Generally, run from conda/terminal:
replace pip with conda for anaconda environment

pip install pandas, which by default will download numpy
pip install requests
pip install tweepy

Optional - provides Table Of Contents

pip install jupyter_contrib_nbextensions
pip install -U pandas-profiling

Global Functions

Definition:

add_files(*filename)

returns file added, as a string
global variable: filelist

tracks files added so far in a list, saves time scrolling
can pass multiple parameters, for loop will iterate to catch all

get_values(df, col)

returns value_counts, as a series
parameter: , <dataframe.column>

automates .value_counts() for all columns/variables in a dataframe
based on .values, will print out if duplicates are evident and the max number reoccuring number.
does not provide feedback on indexes

go_assess(df)

calls get_values for each column in a dataframe
parameter:

Methodology:

Gather data 1.1 Twitter archive data:

Read in provided CSV, from subfolder using pandas.
Check file imported correctly.
Create two copies, one backup of original and one to be cleaned.

1.2 Twitter Image Prediction data:

Access URL and download image predictions using Requests.
Binary read/write not required as image predictions would not be enclosed in a TSV file.
Read in TSV file into pandas dataframe.
Check file imported correctly.
Create two copies, one backup of original and one to be cleaned.

1.3 Import tweet_id JSON:

Sign up to twitter and refer to developer documentation
Access twitter API, obtain token required for API
Wait for script run, read file and print finish time
Visually analyse text file for holistic overview
Contains {} to denote in correct format to be read in as JSON
Read in data from stored .txt file

Assess data: 3.1 Iteration 1

Visually assess using .sample(qty), files are already in folder ready to be assessed in external programs.
Programmatically assess using .info, .describe, value_counts, isnull Quality checklist (Completeness, Validity, Accuracy, Consistency):
Format
Duplicates
Nulls
Data Types
Matching Structure checklist
Single values per variable/column
Variables match purpose of table i.e. correct schema

3.1.1 Observations from .head() - Twitter data archive: [V]=visual, [P]=programmatically, [O]=Optional

17 Variables in total

Col0 tweet_id: [P]

Integer datatype suits content
No nulls: .info()
No duplicates: df_twitter.tweet_id[df_twitter.tweet_id.duplicated()]
No outliers in values: .info()

Col1-2 in_reply_to_status_id, in_reply_to_user_id: [P][V]

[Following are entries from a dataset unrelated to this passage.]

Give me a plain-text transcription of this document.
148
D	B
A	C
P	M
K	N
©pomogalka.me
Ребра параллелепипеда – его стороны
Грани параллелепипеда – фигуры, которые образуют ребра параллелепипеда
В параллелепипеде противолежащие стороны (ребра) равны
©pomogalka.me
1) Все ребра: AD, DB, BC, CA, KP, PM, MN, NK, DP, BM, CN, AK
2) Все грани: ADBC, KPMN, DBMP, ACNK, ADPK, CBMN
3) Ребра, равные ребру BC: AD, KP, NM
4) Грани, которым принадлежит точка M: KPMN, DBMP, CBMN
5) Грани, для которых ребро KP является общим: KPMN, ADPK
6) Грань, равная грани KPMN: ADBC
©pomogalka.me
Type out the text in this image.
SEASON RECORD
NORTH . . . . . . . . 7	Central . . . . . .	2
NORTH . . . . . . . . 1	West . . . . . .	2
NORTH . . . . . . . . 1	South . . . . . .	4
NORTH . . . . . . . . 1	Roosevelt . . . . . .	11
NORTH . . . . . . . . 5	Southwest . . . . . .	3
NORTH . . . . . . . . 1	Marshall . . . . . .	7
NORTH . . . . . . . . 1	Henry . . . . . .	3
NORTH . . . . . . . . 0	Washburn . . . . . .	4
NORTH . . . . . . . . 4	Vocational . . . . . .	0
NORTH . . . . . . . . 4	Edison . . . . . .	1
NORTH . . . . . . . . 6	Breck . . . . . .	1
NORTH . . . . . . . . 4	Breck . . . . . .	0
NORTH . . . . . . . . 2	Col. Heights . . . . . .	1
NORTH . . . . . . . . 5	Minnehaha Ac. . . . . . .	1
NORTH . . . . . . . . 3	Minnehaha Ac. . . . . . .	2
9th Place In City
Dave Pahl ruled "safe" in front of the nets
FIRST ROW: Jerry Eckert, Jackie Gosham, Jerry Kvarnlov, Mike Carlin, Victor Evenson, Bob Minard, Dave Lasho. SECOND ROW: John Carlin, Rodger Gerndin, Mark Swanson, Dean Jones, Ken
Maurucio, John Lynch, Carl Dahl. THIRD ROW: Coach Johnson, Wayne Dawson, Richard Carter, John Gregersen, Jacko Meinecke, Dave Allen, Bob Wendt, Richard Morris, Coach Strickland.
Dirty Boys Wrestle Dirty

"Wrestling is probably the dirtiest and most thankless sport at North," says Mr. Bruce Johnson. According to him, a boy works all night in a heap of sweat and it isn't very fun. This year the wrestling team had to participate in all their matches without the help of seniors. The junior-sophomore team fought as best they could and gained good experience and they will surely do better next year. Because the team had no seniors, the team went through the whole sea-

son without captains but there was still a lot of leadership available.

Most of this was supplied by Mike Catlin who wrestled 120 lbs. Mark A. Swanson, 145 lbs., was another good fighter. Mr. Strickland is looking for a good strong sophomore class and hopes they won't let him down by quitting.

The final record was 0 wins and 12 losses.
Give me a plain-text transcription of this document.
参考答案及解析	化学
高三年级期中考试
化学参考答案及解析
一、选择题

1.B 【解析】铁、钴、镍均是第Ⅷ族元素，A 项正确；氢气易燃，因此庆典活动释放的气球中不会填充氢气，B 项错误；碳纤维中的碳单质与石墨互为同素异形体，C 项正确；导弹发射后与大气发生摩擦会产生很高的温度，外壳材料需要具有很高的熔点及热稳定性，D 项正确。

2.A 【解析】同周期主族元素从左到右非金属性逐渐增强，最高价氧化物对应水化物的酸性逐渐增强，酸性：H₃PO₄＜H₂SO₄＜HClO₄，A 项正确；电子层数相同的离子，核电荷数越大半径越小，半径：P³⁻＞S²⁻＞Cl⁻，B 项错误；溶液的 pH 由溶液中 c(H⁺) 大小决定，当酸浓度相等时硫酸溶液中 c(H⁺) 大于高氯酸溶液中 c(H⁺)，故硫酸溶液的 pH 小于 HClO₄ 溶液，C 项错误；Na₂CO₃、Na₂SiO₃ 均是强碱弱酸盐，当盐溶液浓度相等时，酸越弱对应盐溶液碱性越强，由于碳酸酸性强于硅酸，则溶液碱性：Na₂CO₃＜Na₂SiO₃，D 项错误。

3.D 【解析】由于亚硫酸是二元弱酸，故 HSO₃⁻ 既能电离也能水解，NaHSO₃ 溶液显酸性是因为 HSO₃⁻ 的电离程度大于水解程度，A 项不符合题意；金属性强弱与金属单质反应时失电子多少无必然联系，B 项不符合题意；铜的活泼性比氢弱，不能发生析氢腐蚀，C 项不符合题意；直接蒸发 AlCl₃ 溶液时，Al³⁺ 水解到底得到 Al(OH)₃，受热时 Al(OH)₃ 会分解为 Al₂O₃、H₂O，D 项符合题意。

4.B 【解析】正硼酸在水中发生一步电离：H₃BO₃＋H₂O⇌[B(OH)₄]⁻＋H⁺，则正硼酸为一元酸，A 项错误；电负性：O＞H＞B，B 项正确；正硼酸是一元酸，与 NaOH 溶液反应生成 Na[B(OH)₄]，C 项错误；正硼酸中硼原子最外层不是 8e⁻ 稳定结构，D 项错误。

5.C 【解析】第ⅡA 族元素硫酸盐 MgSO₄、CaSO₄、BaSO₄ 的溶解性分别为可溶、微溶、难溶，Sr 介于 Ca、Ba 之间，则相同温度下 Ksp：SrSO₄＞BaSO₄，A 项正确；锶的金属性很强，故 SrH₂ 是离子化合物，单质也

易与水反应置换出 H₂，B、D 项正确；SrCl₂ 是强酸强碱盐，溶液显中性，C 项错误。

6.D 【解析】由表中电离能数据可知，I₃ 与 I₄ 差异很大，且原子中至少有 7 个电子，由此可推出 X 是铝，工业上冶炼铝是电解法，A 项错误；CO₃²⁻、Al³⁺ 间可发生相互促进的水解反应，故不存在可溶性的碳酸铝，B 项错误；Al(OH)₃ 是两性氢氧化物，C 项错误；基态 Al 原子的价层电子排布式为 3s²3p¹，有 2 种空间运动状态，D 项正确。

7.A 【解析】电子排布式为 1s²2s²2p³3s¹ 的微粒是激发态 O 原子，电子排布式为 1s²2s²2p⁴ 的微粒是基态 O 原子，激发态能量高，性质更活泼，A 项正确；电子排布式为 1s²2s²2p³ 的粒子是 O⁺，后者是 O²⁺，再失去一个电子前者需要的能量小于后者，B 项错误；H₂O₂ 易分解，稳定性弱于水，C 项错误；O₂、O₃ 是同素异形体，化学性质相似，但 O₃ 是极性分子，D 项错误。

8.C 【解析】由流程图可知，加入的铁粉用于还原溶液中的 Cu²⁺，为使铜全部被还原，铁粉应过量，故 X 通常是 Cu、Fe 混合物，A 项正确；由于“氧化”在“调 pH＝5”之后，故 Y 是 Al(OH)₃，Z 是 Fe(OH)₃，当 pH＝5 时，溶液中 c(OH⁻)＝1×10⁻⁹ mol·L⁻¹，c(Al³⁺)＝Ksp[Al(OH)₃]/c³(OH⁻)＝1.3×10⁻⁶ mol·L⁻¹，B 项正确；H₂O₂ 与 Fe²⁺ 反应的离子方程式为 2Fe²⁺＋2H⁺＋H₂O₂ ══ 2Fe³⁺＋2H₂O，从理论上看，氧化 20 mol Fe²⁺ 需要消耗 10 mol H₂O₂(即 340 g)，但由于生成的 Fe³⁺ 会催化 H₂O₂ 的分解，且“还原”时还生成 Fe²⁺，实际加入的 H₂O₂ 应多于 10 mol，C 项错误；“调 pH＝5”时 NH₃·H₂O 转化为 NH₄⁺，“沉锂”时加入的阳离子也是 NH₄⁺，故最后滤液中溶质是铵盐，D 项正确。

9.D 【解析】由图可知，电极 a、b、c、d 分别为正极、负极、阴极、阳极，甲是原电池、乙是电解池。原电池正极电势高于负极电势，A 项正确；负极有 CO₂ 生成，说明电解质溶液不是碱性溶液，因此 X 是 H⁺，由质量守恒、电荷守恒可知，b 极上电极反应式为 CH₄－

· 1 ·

Float datatype precision not required [P]
Significant quantity of values are missing
Possible outlier values, e+ seen in describe min values different in relation to the other values

Col3 timestamp:

[P][V] Contains date and timestamp that can be split into additional columns = Date, Time
[V][O] Contains +0000 at the end, research indicates its purpose is to display the timezone. Extract into timezone column.
Remove data past 01 Aug 2017 i.e. 2017/08/01 as requested

Col4 source:

[P][V] Contains HTML tags, extract URL

Col5 text: [V]

Contains description of the tweet, details of the dog, description of the picture, URL

Col6-7 retweet_status_id, ..._user_id: [V]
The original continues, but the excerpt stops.